Василий за портьерой поверил услышанному. По крайней мере, это он узнал о таинственном генеральном ревизоре. Он поспешил сообщить новость хозяину. Шейдаз слышала, как он ушел.
— Что ты сказала по-гречески? — спросил Пьер.
— Нет, я не скажу вам. Даже рабыня не обязана обнажать свое сердце. Только что я не получила ответа на вопрос, примете ли вы меня в качестве подарка. Теперь мы в расчете, эфенди Питер.
Пьер собирался объяснить, что во Франции невозможно держать прекрасных турецких девушек-рабынь, но Шейдаз вдруг прижала ладонь к его губам и горячо прошептала в его ухо:
— Мы остались одни ненадолго, ты, легкомысленный франк. Я не знаю, что против тебя затевают, но за тобой повсюду следят. Тебя не собираются отравить, иначе ты уже был бы мертв. Не выдавай меня, Питер. А теперь скажи то, что собирался сказать.

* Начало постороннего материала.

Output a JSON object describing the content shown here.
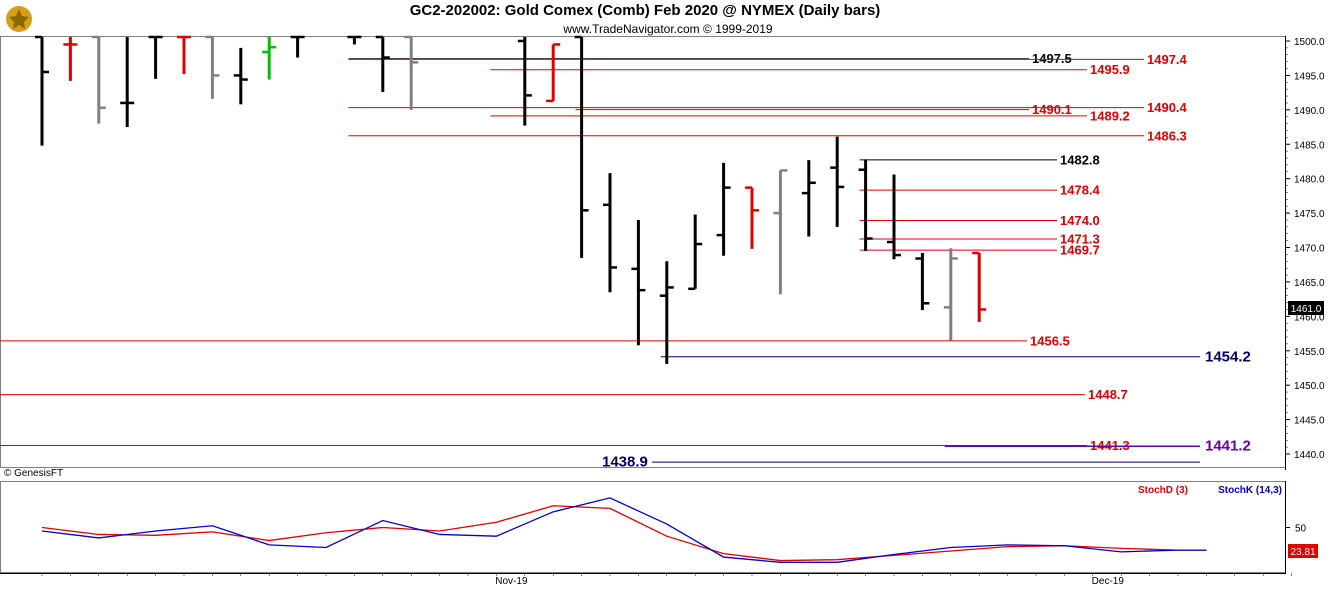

Пьер сделал судорожный глоток. Ему было прохладно в холодной ванне еще перед приходом Шейдаз, но разговор с ней заставил его на время забыть об этом. Теперь он снова почувствовал озноб. Разумеется, после ее откровения он не мог сразу выйти из ванны. Кто бы ни шпионил за ним, он с подозрением воспримет внезапное окончание беседы, которая, как он теперь убедился, носила отчетливо любовный характер, по крайней мере, с ее стороны. Он едва не стучал зубами от холода, но ему стало стыдно, что его сочтет трусом рабыня, которая, как он успел заметить, была исключительно храброй женщиной. Он смутился.
— Дай мне еще глоток вина моей родной страны, — сказал он быстро, как только смог овладеть своим голосом.
Василий опять стоял за портьерой. Он улыбнулся, услышав, что генеральный ревизор попросил еще вина.